NLRG was formed in 1957 to help in the study of birds in the Lancaster and District Birdwatching Society area. There are currently 12 active ringers. Species currently being studied include: Pied Flycatcher, Bearded Tit, Sand Martin, Twite, Goosander, Oystercatcher and Grey Wagtail. Migration has been studied for 28 years at Heysham. We welcome anyone who wants to observe, help or perhaps wish to become a ringer. Photo: A Heysham-ringed Twite on the Mull of Kintyre (thanks to Eddie Maguire)

Monday 16 March 2009

Twite Movement Begins in Earnest?

Over the past few weeks Twite numbers at the Heysham feeding station have been fairly constant at around 30 - 38. The vast majority of these were ringed birds (with metal and colour combinations). Between 3 and 7 birds were unringed on average. The birds were mostly seen as large groups and catching efforts resulted in a single catch of a reasonable number (or no catches!) on any day. Two to three Linnets were present on occasions too. This flock size was present as recently as Sunday (yesterday).

This morning, things were quite different. Small groups of birds were seen together with a number of Linnets and a much higher proportion of the Twite were not ringed.
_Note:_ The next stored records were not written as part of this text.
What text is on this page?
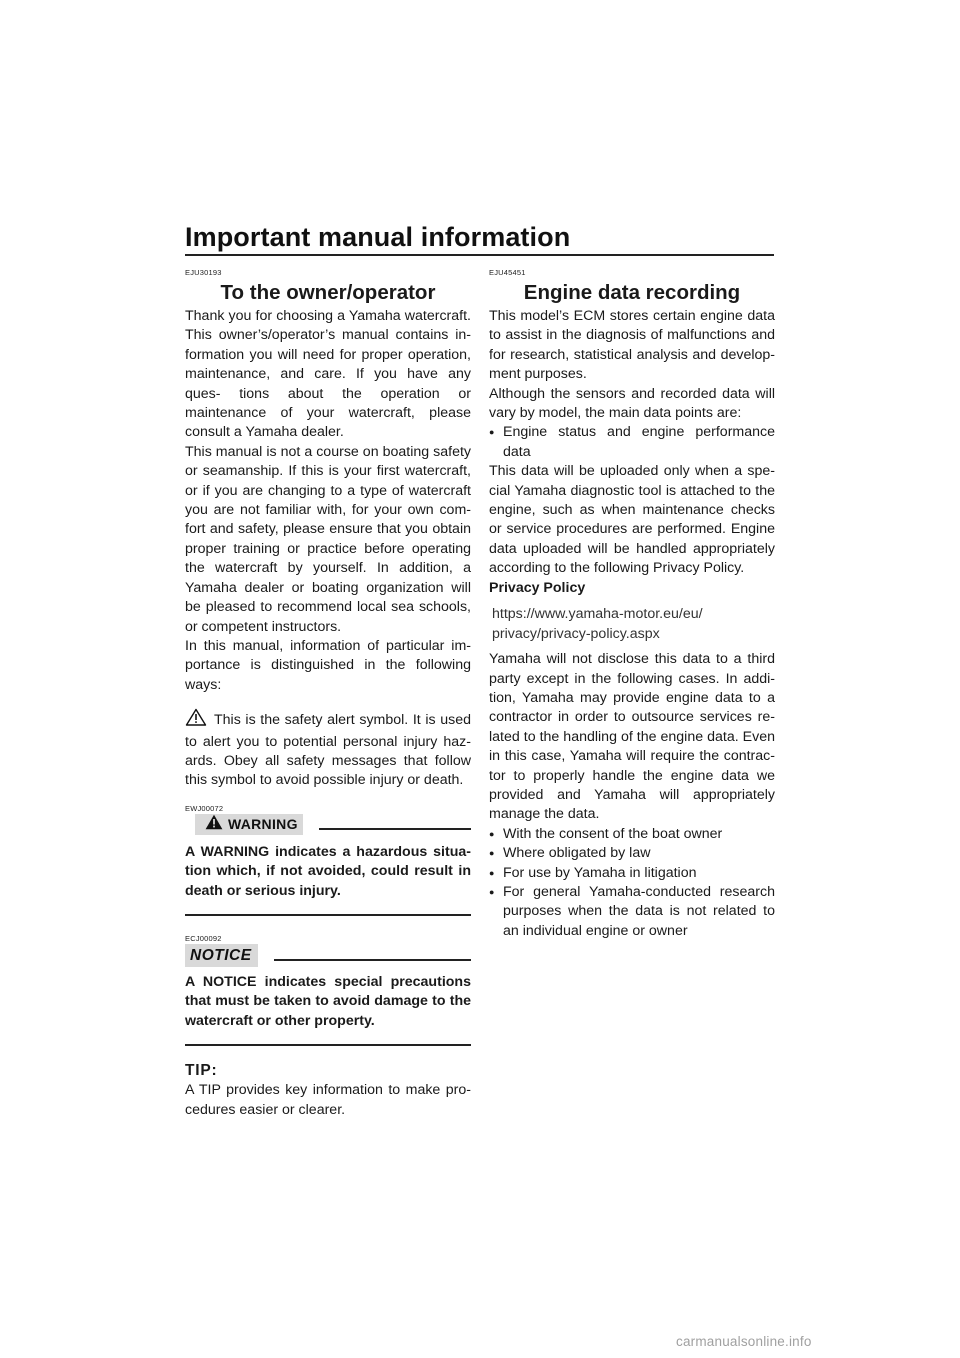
Important manual information
EJU30193
To the owner/operator

Thank you for choosing a Yamaha watercraft. This owner’s/operator’s manual contains in- formation you will need for proper operation, maintenance, and care. If you have any ques- tions about the operation or maintenance of your watercraft, please consult a Yamaha dealer.

This manual is not a course on boating safety or seamanship. If this is your first watercraft, or if you are changing to a type of watercraft you are not familiar with, for your own com- fort and safety, please ensure that you obtain proper training or practice before operating the watercraft by yourself. In addition, a Yamaha dealer or boating organization will be pleased to recommend local sea schools, or competent instructors.

In this manual, information of particular im- portance is distinguished in the following ways:

This is the safety alert symbol. It is used to alert you to potential personal injury haz- ards. Obey all safety messages that follow this symbol to avoid possible injury or death.

EWJ00072
WARNING

A WARNING indicates a hazardous situa- tion which, if not avoided, could result in death or serious injury.

ECJ00092
NOTICE

A NOTICE indicates special precautions that must be taken to avoid damage to the watercraft or other property.

TIP:

A TIP provides key information to make pro- cedures easier or clearer.

EJU45451
Engine data recording

This model’s ECM stores certain engine data to assist in the diagnosis of malfunctions and for research, statistical analysis and develop- ment purposes.

Although the sensors and recorded data will vary by model, the main data points are:

● Engine status and engine performance data

This data will be uploaded only when a spe- cial Yamaha diagnostic tool is attached to the engine, such as when maintenance checks or service procedures are performed. Engine data uploaded will be handled appropriately according to the following Privacy Policy.

Privacy Policy

https://www.yamaha-motor.eu/eu/
privacy/privacy-policy.aspx

Yamaha will not disclose this data to a third party except in the following cases. In addi- tion, Yamaha may provide engine data to a contractor in order to outsource services re- lated to the handling of the engine data. Even in this case, Yamaha will require the contrac- tor to properly handle the engine data we provided and Yamaha will appropriately manage the data.

● With the consent of the boat owner
● Where obligated by law
● For use by Yamaha in litigation
● For general Yamaha-conducted research purposes when the data is not related to an individual engine or owner
carmanualsonline.info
Six separate net deployments resulted in catches of most of these small groups. The proportion of unringed birds was now 11 out of a total of 17 (plus a total of 6 Linnets which were also caught).
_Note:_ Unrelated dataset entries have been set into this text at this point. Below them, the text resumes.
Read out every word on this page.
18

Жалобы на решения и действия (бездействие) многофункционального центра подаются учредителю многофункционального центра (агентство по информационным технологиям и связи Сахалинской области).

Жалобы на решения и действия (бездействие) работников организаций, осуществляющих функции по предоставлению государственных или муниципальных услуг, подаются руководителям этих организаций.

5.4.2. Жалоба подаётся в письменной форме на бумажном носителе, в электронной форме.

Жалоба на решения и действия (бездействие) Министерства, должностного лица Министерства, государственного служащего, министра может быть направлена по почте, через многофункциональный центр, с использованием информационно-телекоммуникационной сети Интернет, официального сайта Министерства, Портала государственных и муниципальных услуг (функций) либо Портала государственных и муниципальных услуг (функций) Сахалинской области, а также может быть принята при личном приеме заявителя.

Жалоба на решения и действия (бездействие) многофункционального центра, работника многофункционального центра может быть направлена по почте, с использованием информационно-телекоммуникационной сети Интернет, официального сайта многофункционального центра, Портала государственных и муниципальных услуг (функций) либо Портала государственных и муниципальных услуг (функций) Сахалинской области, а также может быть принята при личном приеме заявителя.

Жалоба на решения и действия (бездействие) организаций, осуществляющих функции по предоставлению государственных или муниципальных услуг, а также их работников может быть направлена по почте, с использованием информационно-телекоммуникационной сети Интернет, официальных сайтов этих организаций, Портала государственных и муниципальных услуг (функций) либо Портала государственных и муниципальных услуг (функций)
It would seem that in the last weeks, the "local" wintering birds were frequenting and feeding in the area from Heysham southwards to the Fylde. Twite are very mobile and visit a number of widely separated sites daily within their overall area. Flocks including Heysham ringed birds have been witnessed as far as the Southport shore recently.

The apparent break up of the flock and arrival of unringed birds seems to indicate that local birds are now moving north towards their breeding grounds in the western Scotland mainland and islands and that individuals that have not been on the Heysham part of the daily circuit (i.e. unringed birds) are moving through, possibly taking advantage of the feeding station there en route.